Ao anúncio da saída de José Eduardo Cardozo do Ministério da Justiça, a Associação Nacional dos Delegados de Polícia Federal (ADPF) divulgou nota afirmando estar preocupada com a mudança na chefia da pasta. Como Dilma Rousseff não quer Cardozo fora do governo, vai deixá-lo na à frente da Advocacia-Geral da União, onde ocupará o lugar de Luís Inácio Adams. Para o Ministério da Justiça vai o procurador baiano Wellington Cesar, ligado ao ministro da Casa Civil, Jaques Wagner, conforme adiantado pela colunista Mônica Bergamo, da Folha de S.Paulo.

Informações divulgadas na imprensa apontam que o ministro estaria deixando o cargo por se sentir injustiçado com as pressões do PT para que as investigações da Polícia Federal contra o ex-presidente Lula e outros integrantes do partido sejam abrandadas.
Segundo o portal Último Segundo, uma reunião entre o ministro da Justiça e dez deputados federais do PT ocorreu na última segunda-feira (22/2) no gabinete de Cardozo.
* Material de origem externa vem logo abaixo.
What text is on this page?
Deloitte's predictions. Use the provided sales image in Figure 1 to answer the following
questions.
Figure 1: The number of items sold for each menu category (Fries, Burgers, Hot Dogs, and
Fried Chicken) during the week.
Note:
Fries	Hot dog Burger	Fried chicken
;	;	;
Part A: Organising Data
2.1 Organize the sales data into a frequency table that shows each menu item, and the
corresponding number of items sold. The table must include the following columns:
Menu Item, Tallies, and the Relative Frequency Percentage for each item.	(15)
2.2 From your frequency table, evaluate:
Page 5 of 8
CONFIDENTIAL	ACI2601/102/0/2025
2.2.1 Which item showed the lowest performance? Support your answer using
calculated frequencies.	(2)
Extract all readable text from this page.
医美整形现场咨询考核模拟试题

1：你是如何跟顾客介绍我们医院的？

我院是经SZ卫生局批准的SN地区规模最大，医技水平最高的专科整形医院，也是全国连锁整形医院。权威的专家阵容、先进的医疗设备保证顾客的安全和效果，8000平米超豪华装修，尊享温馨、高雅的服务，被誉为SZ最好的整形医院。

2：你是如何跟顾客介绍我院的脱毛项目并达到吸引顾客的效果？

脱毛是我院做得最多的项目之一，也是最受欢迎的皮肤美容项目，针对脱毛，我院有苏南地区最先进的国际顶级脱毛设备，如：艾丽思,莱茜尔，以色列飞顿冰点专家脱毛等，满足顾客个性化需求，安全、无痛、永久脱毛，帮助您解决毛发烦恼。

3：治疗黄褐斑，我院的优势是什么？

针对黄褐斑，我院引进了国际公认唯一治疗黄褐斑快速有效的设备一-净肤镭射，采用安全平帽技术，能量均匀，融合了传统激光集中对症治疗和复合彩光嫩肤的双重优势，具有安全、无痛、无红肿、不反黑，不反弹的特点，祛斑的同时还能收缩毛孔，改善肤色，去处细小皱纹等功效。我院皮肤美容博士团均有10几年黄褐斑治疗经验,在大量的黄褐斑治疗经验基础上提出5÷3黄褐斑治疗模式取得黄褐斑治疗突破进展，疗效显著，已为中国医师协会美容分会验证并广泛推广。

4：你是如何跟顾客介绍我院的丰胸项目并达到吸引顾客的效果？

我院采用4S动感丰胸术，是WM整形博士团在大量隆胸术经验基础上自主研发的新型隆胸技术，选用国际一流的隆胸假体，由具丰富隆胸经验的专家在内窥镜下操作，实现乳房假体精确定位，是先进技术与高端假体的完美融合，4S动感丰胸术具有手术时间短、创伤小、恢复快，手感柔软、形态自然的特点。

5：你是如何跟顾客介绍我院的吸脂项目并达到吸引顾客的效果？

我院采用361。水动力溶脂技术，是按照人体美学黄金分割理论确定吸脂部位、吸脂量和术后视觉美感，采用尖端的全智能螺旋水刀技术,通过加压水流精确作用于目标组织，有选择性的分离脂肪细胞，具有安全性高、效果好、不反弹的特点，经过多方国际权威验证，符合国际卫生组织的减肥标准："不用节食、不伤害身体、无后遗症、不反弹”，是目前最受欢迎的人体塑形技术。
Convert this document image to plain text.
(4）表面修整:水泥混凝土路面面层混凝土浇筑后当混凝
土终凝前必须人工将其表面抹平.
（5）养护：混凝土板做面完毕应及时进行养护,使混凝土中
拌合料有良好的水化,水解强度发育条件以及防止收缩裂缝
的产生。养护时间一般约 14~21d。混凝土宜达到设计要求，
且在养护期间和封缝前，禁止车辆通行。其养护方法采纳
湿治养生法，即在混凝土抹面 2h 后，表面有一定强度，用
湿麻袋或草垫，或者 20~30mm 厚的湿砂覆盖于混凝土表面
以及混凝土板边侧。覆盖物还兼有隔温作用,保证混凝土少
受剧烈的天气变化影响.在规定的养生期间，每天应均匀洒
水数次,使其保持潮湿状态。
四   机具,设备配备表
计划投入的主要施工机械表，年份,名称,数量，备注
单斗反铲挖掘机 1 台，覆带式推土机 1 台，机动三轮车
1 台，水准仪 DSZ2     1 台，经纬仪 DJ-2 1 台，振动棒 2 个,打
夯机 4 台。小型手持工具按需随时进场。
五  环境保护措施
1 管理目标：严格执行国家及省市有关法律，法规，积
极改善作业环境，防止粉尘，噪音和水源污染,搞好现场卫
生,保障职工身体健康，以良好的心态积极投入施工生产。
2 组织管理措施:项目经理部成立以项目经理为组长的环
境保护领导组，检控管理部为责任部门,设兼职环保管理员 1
No encontro, os parlamentares teriam cobrado providências sobre as investigações da PF e pediram que o foco das apurações fosse as denúncias contra o ex-presidente Fernando Henrique Cardoso.
Os delegados federais logo dispararam uma nota dizendo que "defenderão a independência funcional para a livre condução da investigação criminal e adotarão todas as medidas para preservar a pouca, mas importante, autonomia que a instituição Polícia Federal conquistou”.
Leia a nota da ADPF:
Os Delegados da Polícia Federal receberam com extrema preocupação a notícia da iminente saída do Ministro da Justiça, José Eduardo Cardozo, em razões de pressões políticas para que controle os trabalhos da Polícia Federal.
Os Delegados Federais reiteram que defenderão a independência funcional para a livre condução da investigação criminal e adotarão todas as medidas para preservar a pouca, mas importante, autonomia que a instituição Polícia Federal conquistou.
Nesse cenário de grandes incertezas, se torna urgente a inserção da autonomia funcional e financeira da PF no texto constitucional.
A Associação Nacional dos Delegados de Polícia Federal permanece compromissada em fortalecer a Polícia Federal como uma polícia de Estado, técnica e autônoma, livre de pressões externas ou de orientações político-partidárias.
Contamos com o apoio do povo brasileiro para defender a Polícia Federal.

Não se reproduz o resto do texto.